Four Firms Join RugMark To End Child Labor
Washington, DC, April 22, 2008--Four rug companies from the U.S. and Canada recently teamed with RugMark to help put an end to exploitive child labor in the handmade rug industry.
The Nought Collective, notNeutral, Creative Matters and Rug Art are now licensees of non-profit RugMark, an independent inspection and monitoring program that confirms rugs are manufactured without the use of child labor and provides educational opportunities for children in India and Nepal.
Donna Hastings and Carol Sebert of Creative Matters provide Nepalese hand knotted wool, nettle and silk carpets to clients as diverse as the Canadian Embassy in Paris to a chic nightclub in Tokyo. Hastings’ and Sebert’s love of carpets, they explain, has to do with their beauty and their character, which, in part, comes from the people who make them. The women say their customers care about rug weavers as well. “We get asked a lot if the rugs are made by children,” explains Hastings. “It’s nice to say we’re with RugMark. It gives our clients confidence in our work.”
According to notNeutral’s CEO, Julie Smith, creating children’s rugs, a one year-old project, was a natural addition to their home décor and kids’ divisions.
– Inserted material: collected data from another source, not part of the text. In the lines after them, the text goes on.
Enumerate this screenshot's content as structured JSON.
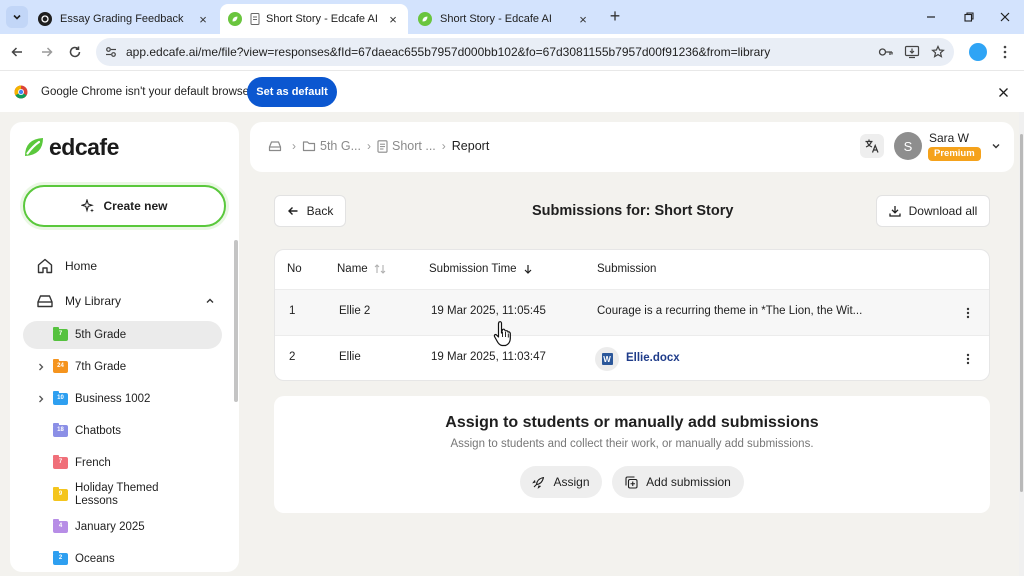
{
  "browser": {
    "tabs": [
      {
        "title": "Essay Grading Feedback",
        "active": false
      },
      {
        "title": "Short Story - Edcafe AI",
        "active": true
      },
      {
        "title": "Short Story - Edcafe AI",
        "active": false
      }
    ],
    "url": "app.edcafe.ai/me/file?view=responses&fId=67daeac655b7957d000bb102&fo=67d3081155b7957d00f91236&from=library",
    "infobar": {
      "message": "Google Chrome isn't your default browser",
      "button_label": "Set as default"
    }
  },
  "sidebar": {
    "logo_text": "edcafe",
    "create_label": "Create new",
    "nav": {
      "home_label": "Home",
      "library_label": "My Library"
    },
    "folders": [
      {
        "label": "5th Grade",
        "badge": "7",
        "color": "#56c23f",
        "selected": true,
        "expandable": false
      },
      {
        "label": "7th Grade",
        "badge": "24",
        "color": "#f5941e",
        "selected": false,
        "expandable": true
      },
      {
        "label": "Business 1002",
        "badge": "10",
        "color": "#2e9ff0",
        "selected": false,
        "expandable": true
      },
      {
        "label": "Chatbots",
        "badge": "18",
        "color": "#8b8fe6",
        "selected": false,
        "expandable": false
      },
      {
        "label": "French",
        "badge": "7",
        "color": "#f06f79",
        "selected": false,
        "expandable": false
      },
      {
        "label": "Holiday Themed Lessons",
        "badge": "9",
        "color": "#f4c51d",
        "selected": false,
        "expandable": false
      },
      {
        "label": "January 2025",
        "badge": "4",
        "color": "#b78de6",
        "selected": false,
        "expandable": false
      },
      {
        "label": "Oceans",
        "badge": "2",
        "color": "#2e9ff0",
        "selected": false,
        "expandable": false
      }
    ]
  },
  "header": {
    "breadcrumb": {
      "folder": "5th G...",
      "file": "Short ...",
      "current": "Report"
    },
    "user": {
      "initial": "S",
      "name": "Sara W",
      "badge": "Premium"
    }
  },
  "submissions": {
    "back_label": "Back",
    "title": "Submissions for: Short Story",
    "download_label": "Download all",
    "columns": {
      "no": "No",
      "name": "Name",
      "time": "Submission Time",
      "submission": "Submission"
    },
    "rows": [
      {
        "no": "1",
        "name": "Ellie 2",
        "time": "19 Mar 2025, 11:05:45",
        "submission": "Courage is a recurring theme in *The Lion, the Wit..."
      },
      {
        "no": "2",
        "name": "Ellie",
        "time": "19 Mar 2025, 11:03:47",
        "file": "Ellie.docx",
        "file_icon_letter": "W"
      }
    ]
  },
  "assign": {
    "title": "Assign to students or manually add submissions",
    "subtitle": "Assign to students and collect their work, or manually add submissions.",
    "assign_label": "Assign",
    "add_label": "Add submission"
  },
  "colors": {
    "brand_green": "#5ac83c",
    "premium": "#f5a21b",
    "chrome_blue": "#0b57d0",
    "file_link": "#1f3c8a"
  }
}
Since most modern design rugs focus on an adult market, notNeutral took on the challenge of creating kids’ rugs, says Smith, “that are neither cutesy nor character-driven.”
NotNeutral has worked with children’s products for years and concern for children’s well-being was a given, says Smith, “so we wouldn’t have even started making rugs without RugMark. She also pointed out that as a small company notNeutral didn’t have the oversight that large companies do so, she explained, “For us, an organization like Rugmark is the best assurance that a rug is child-labor-free.”